Батюшка пригласил нас на паперть, расставил так, чтобы слышать каждого. Витя оказался как раз прямо перед священником.
– Ну, рабы божии, покайтесь перед господом, какие грехи имеете за собой. Бог милостив и прощает покаявшихся, ибо святая церковь попросит о том за вас…
Отец Сергий говорил тихо и так проникновенно, что у меня бегали мурашки по телу. Но вот про какой грех сказать ему, я не знал. Покуривал – да. Из школьного общежития в окно вылезал и в Тинеи на свидание бегал – да. Но грех ли это? Мяса в посту не ел – тут я чист перед богом. Стоял, ждал, что ответят старшие.

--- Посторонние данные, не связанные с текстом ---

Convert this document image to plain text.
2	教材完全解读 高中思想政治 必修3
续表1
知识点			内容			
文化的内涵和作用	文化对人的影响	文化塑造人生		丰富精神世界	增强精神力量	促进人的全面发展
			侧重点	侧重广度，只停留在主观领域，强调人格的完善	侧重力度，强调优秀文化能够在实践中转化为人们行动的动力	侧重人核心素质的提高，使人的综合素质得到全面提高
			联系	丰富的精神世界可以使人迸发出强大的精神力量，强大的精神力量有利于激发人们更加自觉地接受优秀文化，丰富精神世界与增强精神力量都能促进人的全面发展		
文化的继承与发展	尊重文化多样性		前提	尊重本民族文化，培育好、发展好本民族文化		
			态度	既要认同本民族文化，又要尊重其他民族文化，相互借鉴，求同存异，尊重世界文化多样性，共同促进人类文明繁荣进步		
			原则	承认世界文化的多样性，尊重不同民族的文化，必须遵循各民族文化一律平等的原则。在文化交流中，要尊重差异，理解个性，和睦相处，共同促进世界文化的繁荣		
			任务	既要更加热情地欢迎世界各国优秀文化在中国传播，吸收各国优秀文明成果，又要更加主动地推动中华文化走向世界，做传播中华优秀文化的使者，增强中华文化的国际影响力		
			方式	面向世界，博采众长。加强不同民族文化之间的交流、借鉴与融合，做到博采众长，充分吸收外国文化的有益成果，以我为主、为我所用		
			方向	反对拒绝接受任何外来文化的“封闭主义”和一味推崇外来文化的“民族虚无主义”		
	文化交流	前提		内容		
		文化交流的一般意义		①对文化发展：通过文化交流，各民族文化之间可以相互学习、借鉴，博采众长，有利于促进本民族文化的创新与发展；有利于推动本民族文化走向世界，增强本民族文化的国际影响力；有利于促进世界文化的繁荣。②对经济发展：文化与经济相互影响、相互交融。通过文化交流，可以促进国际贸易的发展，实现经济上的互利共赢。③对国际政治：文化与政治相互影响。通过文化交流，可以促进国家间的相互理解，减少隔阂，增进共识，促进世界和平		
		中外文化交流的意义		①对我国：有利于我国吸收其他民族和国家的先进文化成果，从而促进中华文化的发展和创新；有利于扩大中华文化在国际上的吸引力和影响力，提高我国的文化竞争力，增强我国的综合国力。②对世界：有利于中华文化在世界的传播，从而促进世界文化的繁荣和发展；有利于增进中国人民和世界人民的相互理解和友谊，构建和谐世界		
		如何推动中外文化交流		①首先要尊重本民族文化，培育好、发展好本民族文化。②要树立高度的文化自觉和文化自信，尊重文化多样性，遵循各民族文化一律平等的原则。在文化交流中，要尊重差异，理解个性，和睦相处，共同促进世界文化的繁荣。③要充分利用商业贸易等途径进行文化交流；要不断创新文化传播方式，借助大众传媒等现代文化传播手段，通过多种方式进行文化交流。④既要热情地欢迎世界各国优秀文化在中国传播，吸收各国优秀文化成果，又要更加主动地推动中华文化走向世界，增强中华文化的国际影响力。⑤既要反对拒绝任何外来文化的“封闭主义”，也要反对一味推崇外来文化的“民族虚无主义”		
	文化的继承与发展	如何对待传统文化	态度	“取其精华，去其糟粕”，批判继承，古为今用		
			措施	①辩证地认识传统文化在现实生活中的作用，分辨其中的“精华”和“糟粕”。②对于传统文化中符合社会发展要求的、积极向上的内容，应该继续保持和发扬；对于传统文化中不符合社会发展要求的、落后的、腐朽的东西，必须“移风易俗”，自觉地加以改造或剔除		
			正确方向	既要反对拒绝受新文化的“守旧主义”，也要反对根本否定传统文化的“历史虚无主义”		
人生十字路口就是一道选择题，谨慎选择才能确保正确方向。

А они тоже молчали, ждали прямого вопроса. Может, кто и покаялся бы в чем, если бы батюшка спросил прямо, а не вообще.
Витя всё же начал:
– У нас первый грех – это водка.
– Ага, грешны, батюшк… выпить любим, – поддержал Витю Володя из Есенки. Все сразу как-то облегчённо зашевелились, переступили с ноги на ногу. Мне подумалось, что надо бы про табак покаяться. Но я не успел. Отец Сергий стал говорить, что питие лишает человека разума. Но если человек не совершал другого греха, то немножко выпить не грешно.
– А может, пьяные-то сквернословили?
– Да, оду́ма, не-е … не знаю, – Витя повернулся к нам и вопросительно на нас посмотрел. Мы согласно опустили головы.
– Это хорошо, – сказал батюшка. – Может, девушек обижали?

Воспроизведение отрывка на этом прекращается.